The problem: Most companies still don't know how to reach consumers through their brands.
More than anything else, "brand image" consists of the qualities that consumers associate with a brand and the emotional reaction that those qualities produce. A favorable reaction can often result in a decision to buy one product over another. Marlboro's macho cowboy and AT&T;'s image of reliability have long succeeded in luring customers. But marketing experts say consumers can be easily confused over what a brand stands for, such as when Coke introduced its new formula or when Sears suddenly announced a policy of everyday low prices.
"Brands have to become much more human so that people can relate to them in a human way," said Fred Posner, an Ayer executive vice president who oversaw the study. "You need a personality and a consistency. But you can't just claim in your advertising that you have a personality." That personality, he said, has to be consistent in the product--as well as its packaging, pricing and promotion.
"The '90s will be a period of searching for identity in an increasingly confused and chaotic world," said Posner.
In just one hour of watching television, the typical consumer sees about 30 different commercials--most of which are 15 or 30 seconds long. On a daily basis, the average consumer is bombarded with an estimated 3,000 commercial messages--ranging from billboards to radio spots.
At the same time, however, a growing number of companies are investing less money to strengthen their brands. Today, most firms spend nearly twice as much on fast-sale promotions than they spend on brand image advertising. Just 20 years ago, those figures were reversed.
"There has been a short-term focus on quarterly profits," said Posner. But establishing a brand's image "is not done in a quarter. It takes careful, methodical support."
This is not to say that Ayer has always excelled at creating successful brand images for its clients. During the past two years, it lost such major clients as Burger King and Continental Airlines, which have struggled for years to develop clear brand images. But Ayer has seen some recent success in improving images for its huge retail client, J. C. Penney.

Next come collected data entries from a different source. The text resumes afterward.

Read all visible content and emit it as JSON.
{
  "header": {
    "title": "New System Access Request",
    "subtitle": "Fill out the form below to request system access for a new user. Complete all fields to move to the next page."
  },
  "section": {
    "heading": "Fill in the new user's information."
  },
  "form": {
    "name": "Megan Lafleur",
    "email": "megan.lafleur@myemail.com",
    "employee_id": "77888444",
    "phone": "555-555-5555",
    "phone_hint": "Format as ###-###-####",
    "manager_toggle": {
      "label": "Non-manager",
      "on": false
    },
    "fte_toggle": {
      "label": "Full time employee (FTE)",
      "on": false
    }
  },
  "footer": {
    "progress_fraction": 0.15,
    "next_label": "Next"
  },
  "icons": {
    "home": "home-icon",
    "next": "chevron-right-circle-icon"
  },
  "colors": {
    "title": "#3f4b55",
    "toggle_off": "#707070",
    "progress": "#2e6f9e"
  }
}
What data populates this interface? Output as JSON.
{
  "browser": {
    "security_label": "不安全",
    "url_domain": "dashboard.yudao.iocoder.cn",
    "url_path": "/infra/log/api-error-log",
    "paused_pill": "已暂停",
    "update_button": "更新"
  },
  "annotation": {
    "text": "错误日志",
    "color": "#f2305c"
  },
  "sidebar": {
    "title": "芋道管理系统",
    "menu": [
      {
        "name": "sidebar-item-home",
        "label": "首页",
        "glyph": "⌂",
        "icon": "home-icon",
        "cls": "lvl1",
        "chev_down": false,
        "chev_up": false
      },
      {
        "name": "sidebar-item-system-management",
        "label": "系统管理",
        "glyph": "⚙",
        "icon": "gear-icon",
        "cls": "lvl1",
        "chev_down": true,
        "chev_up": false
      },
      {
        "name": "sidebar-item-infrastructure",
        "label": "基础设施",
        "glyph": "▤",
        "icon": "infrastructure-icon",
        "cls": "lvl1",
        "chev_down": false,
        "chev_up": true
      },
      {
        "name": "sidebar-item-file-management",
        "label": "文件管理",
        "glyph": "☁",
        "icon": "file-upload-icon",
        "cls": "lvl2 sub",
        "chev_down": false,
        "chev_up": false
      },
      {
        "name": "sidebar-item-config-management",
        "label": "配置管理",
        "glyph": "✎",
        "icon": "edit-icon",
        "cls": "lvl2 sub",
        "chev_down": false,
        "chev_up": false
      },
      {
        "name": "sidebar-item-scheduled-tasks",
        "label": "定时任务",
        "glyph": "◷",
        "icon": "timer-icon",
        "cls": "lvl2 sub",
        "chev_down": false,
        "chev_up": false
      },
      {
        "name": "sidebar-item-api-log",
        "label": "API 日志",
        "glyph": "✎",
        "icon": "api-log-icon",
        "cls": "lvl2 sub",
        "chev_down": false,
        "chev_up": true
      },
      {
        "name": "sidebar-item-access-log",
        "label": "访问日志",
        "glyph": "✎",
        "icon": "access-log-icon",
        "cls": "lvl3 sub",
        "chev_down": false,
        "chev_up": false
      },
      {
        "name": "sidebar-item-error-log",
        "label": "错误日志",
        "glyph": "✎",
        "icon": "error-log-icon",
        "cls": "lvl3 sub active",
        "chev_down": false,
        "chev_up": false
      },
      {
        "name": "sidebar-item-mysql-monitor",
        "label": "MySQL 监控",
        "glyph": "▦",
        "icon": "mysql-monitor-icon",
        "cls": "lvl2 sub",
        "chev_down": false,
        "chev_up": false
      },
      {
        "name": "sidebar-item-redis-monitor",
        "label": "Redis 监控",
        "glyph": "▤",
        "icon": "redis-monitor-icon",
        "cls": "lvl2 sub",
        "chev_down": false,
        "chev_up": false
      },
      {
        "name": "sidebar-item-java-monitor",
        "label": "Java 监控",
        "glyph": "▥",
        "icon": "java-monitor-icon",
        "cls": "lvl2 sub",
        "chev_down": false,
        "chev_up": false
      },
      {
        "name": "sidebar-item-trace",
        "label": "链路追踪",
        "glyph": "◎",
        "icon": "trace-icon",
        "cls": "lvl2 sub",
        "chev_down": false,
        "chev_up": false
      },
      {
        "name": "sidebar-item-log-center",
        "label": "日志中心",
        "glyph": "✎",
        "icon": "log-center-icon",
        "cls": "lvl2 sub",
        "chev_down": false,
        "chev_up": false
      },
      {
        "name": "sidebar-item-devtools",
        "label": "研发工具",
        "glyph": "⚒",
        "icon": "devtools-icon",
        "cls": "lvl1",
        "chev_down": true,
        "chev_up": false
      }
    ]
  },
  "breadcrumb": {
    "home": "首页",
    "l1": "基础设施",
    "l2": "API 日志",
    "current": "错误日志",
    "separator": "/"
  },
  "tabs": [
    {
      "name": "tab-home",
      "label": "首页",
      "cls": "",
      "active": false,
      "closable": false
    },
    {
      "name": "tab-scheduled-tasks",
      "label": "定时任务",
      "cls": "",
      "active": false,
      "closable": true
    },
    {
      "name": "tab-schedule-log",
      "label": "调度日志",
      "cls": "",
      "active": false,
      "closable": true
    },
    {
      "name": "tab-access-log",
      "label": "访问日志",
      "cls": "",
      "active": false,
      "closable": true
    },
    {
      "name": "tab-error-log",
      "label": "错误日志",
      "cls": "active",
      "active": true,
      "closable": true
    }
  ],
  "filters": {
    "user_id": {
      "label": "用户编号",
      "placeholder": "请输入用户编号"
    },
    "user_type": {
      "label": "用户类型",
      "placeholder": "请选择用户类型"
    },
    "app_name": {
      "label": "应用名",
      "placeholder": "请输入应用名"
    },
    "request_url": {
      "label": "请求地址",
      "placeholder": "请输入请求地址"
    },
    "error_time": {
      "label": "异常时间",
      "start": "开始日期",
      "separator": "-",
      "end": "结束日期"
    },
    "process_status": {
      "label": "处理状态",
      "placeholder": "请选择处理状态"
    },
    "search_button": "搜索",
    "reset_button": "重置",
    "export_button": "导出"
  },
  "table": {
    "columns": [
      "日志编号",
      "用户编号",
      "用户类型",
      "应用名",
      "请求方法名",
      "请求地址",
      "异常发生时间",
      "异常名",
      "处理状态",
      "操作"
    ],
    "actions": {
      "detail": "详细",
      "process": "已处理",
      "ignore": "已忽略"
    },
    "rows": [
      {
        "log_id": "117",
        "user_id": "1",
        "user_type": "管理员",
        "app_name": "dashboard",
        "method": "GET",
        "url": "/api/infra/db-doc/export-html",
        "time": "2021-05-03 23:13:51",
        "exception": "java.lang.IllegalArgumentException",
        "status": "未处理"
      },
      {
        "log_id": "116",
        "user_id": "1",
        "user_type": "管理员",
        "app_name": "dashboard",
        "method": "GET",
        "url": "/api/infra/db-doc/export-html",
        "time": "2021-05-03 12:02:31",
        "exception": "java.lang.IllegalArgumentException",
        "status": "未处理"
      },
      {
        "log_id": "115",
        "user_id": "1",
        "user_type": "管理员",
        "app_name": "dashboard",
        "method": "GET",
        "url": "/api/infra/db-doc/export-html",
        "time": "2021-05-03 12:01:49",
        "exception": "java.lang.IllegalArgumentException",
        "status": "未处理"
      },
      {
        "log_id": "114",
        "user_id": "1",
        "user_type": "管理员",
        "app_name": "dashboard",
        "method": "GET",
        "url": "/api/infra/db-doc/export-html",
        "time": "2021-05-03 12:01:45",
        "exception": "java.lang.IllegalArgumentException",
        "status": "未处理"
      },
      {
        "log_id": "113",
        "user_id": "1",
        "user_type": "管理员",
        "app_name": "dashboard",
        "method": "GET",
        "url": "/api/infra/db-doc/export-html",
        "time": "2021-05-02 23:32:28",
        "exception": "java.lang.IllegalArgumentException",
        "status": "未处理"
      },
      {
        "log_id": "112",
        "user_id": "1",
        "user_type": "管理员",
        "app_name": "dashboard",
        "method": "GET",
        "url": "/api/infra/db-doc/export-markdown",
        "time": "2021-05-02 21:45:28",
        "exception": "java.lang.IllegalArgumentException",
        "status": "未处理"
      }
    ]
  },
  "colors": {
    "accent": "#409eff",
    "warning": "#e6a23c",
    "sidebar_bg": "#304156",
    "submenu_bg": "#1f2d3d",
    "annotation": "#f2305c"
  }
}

Few companies have more carefully nurtured the brand image for a product than Brown-Forman Beverage Co., which makes Jack Daniel's Tennessee Whiskey. Jack Daniel's has not strayed one iota from its folksy print campaign for the past 36 years.
That laid-back image has been created through a long-running series of black-and-white print advertisements. The ads are always informal photographs of people who work at the company's lone distillery in Lynchburg, Tenn. The only sign of the whiskey is a tiny picture of it buried at the bottom of each ad. "Without a brand image, you can't expect to have any long-term success," said Rick Cahill, senior brand manager for Jack Daniel's. "I attribute all of the success of the brand to its image."